D’abord la composante qui renvoie au prix du kWh d’électricité produite. À ce niveau, il faut rappeler que la particularité d’un projet de construction d’une centrale nucléaire, c’est la nécessité d’une prise en compte impérative de la gestion des déchets et une estimation réaliste du coût du démantèlement. Aussi, ce n’est pas tant le prix du kWh que ce qu’il renferme, ou devrait renfermer, qui est important. Les détails du calcul du prix du kWh devraient donc refléter l’ensemble des étapes.
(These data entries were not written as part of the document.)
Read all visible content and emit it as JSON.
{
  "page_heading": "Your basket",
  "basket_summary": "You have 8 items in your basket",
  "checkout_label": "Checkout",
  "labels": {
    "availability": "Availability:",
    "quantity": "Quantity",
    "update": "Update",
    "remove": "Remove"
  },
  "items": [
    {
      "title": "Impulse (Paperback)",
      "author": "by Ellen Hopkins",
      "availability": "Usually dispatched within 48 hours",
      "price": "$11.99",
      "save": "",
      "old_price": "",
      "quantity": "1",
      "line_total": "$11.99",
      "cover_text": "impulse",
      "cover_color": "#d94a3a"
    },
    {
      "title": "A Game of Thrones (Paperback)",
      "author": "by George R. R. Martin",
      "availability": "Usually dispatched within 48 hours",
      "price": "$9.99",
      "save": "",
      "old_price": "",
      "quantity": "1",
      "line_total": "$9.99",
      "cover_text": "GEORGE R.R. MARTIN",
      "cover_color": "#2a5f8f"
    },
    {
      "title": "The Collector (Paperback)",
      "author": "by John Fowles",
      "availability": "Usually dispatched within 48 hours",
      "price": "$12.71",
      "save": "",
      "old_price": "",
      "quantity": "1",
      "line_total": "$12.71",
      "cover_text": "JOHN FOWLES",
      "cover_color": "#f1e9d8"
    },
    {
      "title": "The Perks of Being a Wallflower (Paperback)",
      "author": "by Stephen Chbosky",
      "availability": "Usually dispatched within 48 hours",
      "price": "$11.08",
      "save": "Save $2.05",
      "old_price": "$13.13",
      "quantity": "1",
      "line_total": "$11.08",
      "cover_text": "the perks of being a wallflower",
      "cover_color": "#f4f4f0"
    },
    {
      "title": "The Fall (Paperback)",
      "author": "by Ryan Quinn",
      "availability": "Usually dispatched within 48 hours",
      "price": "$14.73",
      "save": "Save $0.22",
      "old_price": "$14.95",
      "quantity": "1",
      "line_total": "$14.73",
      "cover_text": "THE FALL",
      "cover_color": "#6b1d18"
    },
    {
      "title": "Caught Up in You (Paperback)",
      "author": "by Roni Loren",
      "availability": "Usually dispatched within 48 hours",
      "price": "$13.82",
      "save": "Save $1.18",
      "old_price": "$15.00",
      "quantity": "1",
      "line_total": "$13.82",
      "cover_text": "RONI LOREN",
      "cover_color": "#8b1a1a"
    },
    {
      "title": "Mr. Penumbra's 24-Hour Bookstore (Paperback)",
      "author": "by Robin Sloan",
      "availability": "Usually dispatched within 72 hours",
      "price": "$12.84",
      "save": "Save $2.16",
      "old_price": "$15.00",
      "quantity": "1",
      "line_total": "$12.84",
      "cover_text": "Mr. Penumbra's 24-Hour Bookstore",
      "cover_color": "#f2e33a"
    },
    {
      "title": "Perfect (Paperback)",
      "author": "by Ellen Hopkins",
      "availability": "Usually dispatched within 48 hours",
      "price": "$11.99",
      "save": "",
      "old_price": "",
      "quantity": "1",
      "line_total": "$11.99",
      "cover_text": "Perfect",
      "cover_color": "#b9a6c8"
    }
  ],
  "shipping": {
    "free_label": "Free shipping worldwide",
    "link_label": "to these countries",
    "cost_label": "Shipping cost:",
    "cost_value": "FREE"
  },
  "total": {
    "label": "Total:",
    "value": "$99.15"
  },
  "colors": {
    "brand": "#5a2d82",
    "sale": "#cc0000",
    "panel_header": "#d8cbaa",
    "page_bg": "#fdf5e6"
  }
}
Doivent y être prises en compte les activités de construction, d’exploitation, de gestion des déchets et de démantèlement. Par conséquent, il ne suffit plus de brandir un chiffre, si avantageux soit-il, sans aucune explication sur les conditions de gestion des déchets radioactifs et de démantèlement. En effet, dans d’autres types de projet, quand une proposition de prix est beaucoup plus basse que le prix pratiqué, les détails peuvent paraître superflus. Ce n’est pas le cas pour un projet nucléaire.

 

Pourtant, cette pratique a encore largement cours. Ainsi, Monsieur Takoubakoye, dans son analyse citée plus haut, estimait que le KWh pourrait être facturé 38 F CFA au consommateur nigérien contre 75 F CFA actuellement. Malheureusement, il ne nous dit pas combien va coûter la construction d’une telle centrale, les conditions de son exploitation ainsi que la gestion de sa fin de vie. Par contre, il a un estimé précis du coût de l’option de l’énergie solaire. C’est exactement 12 Milliards $ US pour couvrir les besoins du pays en 2025. L’objectif principal est de démontrer que l’option de l’énergie solaire est trop chère par rapport au nucléaire. Ce qui peut être vrai, surtout dans une configuration de coopération régionale comme le préconise le président de la République. En effet, même s’il a prévu une exportation de l’électricité vers les pays voisins, l’auteur a basé toute son analyse sur une centrale nucléaire nigérienne. Mais, il y a tout de même d’une part, une estimation globale et de l’autre une estimation d’un prix sans dire à quoi il renvoie. Force est de reconnaître que, cette façon de faire ne favorise pas un exercice sain de comparaison avec les autres sources d’énergie afin de choisir la meilleure option pour le pays.

 

Apparemment, le fait qu’elle soit très importante ne fait pas, pour autant, de la gestion de fin de vie une composante prépondérante dans l’argument du faible coût. La raison serait en partie liée à la perspective lointaine de son avènement. L’impression que cette étape n’arrivera pas de sitôt complexifie, en effet, davantage toute projection. D’après le rapport français, cité plus haut, il est tout simplement impossible d’estimer avec certitude le coût des dépenses de démantèlement «faute d’expériences nationales ou internationales complètement comparables» (6). Il n’empêche que pour être complet, l’exercice de planification et de fixation du prix doit estimer le coût éventuel de cette étape dans le sens d’atteinte d’objectifs de sécurité des populations et de rentabilisation des investissements.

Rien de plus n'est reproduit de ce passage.